So how does the perspective projection matrix works now in GL4?

I don’t know what actual hardware implementations use, but the “naive” approach is:

For each clip plane, calculate the distance of the vertex inside the plane. E.g. for the x>w half-space, the plane is x-w=0 and the distance of a vertex (x,y,z,w) to the plane is x-w (positive values are inside the view volume, and we don’t care about the scale factor, only relative values).

If two adjacent vertices are on opposite sides of the plane, the plane will intersect the edge between them in the ratio d1/(d1-d2) to -d2/(d1-d2) where d1 is is the distance of the interior vertex and d2 is the distance of the exterior vertex (which will be negative). So you would generate the new vertex by interpolating v1*(1-t)+v2*t where t=d1/(d1-d2) and 1-t=-d2/(d1-d2). All of the attributes would be interpolated in this manner.

Clipping may introduce more vertices than it removes (e.g. if a single polygon vertex is outside, clipping will remove that vertex but add a new one for each of the two adjacent edges, resulting in a net gain of one vertex), so clipped triangles won’t necessarily be triangles (however, they will be planar and all attribute mappings will remain unchanged, so it may not be necessary to tessellate the clipped primitive into triangles).

Output of what? The specification contains sufficient detail to determine what should actually end up in the framebuffer (and anything else which is visible to the client in some way).

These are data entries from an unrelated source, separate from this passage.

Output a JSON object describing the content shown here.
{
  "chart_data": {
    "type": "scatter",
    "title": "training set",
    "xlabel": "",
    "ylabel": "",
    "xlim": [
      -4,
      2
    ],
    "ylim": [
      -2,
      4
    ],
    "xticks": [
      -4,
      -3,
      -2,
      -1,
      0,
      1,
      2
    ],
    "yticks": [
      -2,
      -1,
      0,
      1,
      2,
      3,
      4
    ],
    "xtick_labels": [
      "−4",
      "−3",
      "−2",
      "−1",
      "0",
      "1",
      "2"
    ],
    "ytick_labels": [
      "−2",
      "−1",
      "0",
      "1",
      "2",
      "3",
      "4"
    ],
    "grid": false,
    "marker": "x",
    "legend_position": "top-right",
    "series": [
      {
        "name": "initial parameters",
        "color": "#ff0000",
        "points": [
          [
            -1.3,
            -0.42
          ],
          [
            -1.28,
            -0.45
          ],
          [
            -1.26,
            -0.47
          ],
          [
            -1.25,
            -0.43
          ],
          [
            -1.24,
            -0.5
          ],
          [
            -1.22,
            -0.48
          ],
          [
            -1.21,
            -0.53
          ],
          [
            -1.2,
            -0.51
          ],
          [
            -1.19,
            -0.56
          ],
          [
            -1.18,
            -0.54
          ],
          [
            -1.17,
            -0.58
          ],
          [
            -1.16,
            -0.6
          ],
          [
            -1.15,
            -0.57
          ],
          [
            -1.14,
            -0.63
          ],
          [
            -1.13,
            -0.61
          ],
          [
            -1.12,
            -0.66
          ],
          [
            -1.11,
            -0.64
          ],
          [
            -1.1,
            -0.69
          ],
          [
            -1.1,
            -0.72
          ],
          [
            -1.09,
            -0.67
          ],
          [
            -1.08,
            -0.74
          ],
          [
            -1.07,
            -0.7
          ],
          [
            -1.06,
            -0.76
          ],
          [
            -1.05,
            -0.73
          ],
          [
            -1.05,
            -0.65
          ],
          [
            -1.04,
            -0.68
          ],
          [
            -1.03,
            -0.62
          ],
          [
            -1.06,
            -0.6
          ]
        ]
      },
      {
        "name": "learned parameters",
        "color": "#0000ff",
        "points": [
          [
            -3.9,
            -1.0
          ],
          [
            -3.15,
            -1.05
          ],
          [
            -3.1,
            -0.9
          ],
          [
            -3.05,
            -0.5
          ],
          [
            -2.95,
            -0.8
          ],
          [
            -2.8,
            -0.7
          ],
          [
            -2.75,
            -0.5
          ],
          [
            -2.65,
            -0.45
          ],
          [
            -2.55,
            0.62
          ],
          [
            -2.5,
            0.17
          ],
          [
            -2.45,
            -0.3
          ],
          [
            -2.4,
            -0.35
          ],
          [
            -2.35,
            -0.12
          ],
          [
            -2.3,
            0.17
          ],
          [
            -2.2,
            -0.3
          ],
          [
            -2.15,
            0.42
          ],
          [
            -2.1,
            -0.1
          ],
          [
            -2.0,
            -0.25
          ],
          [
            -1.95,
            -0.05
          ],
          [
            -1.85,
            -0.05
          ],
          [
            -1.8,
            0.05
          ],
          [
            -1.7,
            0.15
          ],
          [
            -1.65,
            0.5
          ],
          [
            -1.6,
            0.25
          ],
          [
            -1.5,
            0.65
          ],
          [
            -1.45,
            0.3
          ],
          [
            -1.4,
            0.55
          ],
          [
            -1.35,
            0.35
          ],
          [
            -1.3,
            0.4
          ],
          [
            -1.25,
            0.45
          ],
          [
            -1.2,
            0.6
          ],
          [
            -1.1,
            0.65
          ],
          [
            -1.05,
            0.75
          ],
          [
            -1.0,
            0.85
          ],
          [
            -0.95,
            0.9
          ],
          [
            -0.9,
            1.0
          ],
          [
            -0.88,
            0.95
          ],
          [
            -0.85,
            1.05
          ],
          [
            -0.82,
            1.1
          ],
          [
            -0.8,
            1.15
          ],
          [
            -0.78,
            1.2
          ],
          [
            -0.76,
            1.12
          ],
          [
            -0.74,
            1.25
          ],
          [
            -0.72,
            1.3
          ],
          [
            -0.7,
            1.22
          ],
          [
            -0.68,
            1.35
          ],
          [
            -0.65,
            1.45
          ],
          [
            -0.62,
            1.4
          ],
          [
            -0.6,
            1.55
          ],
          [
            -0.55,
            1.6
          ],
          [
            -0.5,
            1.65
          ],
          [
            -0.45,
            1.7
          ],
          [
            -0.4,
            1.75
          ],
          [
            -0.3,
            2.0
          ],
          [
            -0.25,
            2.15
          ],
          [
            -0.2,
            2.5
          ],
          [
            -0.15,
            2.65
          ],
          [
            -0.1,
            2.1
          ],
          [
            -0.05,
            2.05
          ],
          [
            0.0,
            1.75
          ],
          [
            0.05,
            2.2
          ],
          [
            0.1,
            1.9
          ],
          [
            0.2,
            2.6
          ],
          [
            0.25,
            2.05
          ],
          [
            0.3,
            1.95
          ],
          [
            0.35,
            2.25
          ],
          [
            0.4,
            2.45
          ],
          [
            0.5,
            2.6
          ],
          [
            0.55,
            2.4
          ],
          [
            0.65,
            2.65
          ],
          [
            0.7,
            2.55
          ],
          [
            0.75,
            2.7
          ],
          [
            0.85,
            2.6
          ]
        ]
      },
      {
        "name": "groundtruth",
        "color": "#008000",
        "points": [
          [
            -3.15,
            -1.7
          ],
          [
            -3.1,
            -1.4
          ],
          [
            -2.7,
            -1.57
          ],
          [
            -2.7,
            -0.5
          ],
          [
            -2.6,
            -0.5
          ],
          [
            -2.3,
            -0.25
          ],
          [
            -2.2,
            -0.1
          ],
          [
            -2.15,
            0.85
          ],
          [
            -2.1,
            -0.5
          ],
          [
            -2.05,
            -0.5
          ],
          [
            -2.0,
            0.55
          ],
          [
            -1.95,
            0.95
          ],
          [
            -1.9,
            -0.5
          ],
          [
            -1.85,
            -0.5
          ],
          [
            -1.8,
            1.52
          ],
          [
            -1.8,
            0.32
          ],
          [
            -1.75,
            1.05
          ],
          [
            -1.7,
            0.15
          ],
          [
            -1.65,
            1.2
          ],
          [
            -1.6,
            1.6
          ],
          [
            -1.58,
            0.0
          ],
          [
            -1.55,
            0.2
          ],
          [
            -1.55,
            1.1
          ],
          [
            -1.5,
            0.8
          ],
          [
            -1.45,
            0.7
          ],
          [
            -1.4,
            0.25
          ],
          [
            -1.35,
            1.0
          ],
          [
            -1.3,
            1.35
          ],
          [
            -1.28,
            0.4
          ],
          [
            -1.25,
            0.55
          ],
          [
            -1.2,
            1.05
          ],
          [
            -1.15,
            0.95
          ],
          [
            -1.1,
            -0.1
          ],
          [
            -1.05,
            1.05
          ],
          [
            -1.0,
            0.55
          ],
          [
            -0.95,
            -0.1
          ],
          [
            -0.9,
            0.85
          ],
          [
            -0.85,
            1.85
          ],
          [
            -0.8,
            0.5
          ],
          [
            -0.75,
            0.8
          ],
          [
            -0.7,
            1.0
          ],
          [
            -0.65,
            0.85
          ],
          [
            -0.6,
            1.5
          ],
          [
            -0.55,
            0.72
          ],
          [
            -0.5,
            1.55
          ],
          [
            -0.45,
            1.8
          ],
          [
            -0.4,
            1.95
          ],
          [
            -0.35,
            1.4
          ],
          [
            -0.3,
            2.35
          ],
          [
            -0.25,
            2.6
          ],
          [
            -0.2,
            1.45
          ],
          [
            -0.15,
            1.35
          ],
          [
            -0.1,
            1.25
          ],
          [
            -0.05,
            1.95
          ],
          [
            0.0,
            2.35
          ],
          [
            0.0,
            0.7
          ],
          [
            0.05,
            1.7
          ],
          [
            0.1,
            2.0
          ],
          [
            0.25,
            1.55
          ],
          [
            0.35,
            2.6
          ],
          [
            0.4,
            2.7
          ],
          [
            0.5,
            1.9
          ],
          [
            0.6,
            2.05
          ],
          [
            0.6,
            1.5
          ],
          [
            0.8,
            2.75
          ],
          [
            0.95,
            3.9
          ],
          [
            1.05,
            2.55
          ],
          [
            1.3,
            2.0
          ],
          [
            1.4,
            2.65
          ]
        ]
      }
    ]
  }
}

Clipping is only “visible” insofar as it determines the set of fragments which are generated. Any vertices generated by clipping (if the implementation actually generates them) aren’t visible; clipping occurs after the vertex, tessellation and geometry shaders have completed, so doesn’t affect their operation. The fragment shader only sees data for individual fragments. OpenGL only specifies which fragments should be generated, not how.

I don’t know.